Corser la taxe pour décourager les fumeurs
En plus d’être mauvais pour la santé, le tabac ruine les fumeurs. En effet, la dépense moyenne mensuelle en cigarettes par fumeur est de 6 716 FCFA. Les dépenses moyennes mensuelles en cigarettes augmentent avec l’âge allant de 5140 F CFA chez les 15-24 ans à 8 980 chez le groupe d’âge 45-64 ans. La grande majorité des Sénégalais adultes (95,5%) sont favorables à une hausse de la taxe sur les produits du tabac. Il faut noter que la marque la plus courante de cigarette au Sénégal est taxée à 40,3%. C’est d’ailleurs le combat de la société civile. La société civile sénégalaise porte le plaidoyer pour l’instauration d’une taxe parafiscale sur le tabac pour financer la lutte antitabac et les Maladies Non Transmissibles (MNTS). En effet, dans son rapport de 2022, l’organisation mondiale de la santé a révélé que les maladies non transmissibles causent 45% des décès au Sénégal. Sur le même volet, les Comptes Nationaux de la Santé (2017-2021) démontrent que les dépenses liées à la prise en charge des MNTS sont estimées à 233 milliards F CFA dont les 3/4 sont supportés par les ménages. Au Sénégal, le niveau de taxation des produits du tabac s’élève à 23% du prix selon le rapport de la Banque Mondiale sur la situation économique de 2023, alors que l’OMS fixe cette taxation à 70% du prix des produits ». La marge est encore grande d’où le plaidoyer pour l’adoption d’une taxe parafiscale sur le tabac pour financer les MNTS et la lutte antitabac à côté de la taxe d’accise comme le recommande la Directive CEDEAO de 2017.
Quelle solution pour mieux réussir la lutte ?

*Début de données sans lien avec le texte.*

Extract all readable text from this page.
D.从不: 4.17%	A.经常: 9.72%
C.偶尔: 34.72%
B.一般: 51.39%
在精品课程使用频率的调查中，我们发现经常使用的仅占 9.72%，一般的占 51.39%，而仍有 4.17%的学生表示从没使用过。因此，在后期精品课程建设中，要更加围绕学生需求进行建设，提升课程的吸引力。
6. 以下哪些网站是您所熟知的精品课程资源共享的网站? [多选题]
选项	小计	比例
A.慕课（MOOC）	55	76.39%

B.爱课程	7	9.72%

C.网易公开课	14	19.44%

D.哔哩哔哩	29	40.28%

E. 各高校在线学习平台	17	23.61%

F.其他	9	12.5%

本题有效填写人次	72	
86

Les chiffres sont encore énormes. Mais il faut continuer la lutte et faire respecter les dispositions de la loi antitabac. « Le Sénégal dispose de l’une des meilleures lois antitabac qui prend en compte toutes les préoccupations de la lutte mais les décrets d’application tardent » précise-t-on.
Il faut donc surveiller la consommation de tabac et les politiques de prévention, afin de réduire la prévalence de l’usage du tabac et de l’exposition à la fumée du tabac, poursuivre le processus de surveillance en répétant l’enquête GATS sur une base régulière et représentative au niveau régional. D’ailleurs, l’enquête de l’ANSD recommande d’intégrer des questions standards sur le tabagisme dans les grandes enquêtes nationales auprès des ménages (Enquête Démographique et de Santé (EDS), Enquête STEPS), de développer de manière systématique, avec la participation active de la société civile, un processus de suivi des violations des dispositions législatives contre le tabagisme
en vigueur. Par exemple, la loi anti-tabac 2014 du Sénégal permet à toute organisation de la société civile reconnue depuis un an de dénoncer toute violation de la loi et de se constituer partie civile auprès des tribunaux.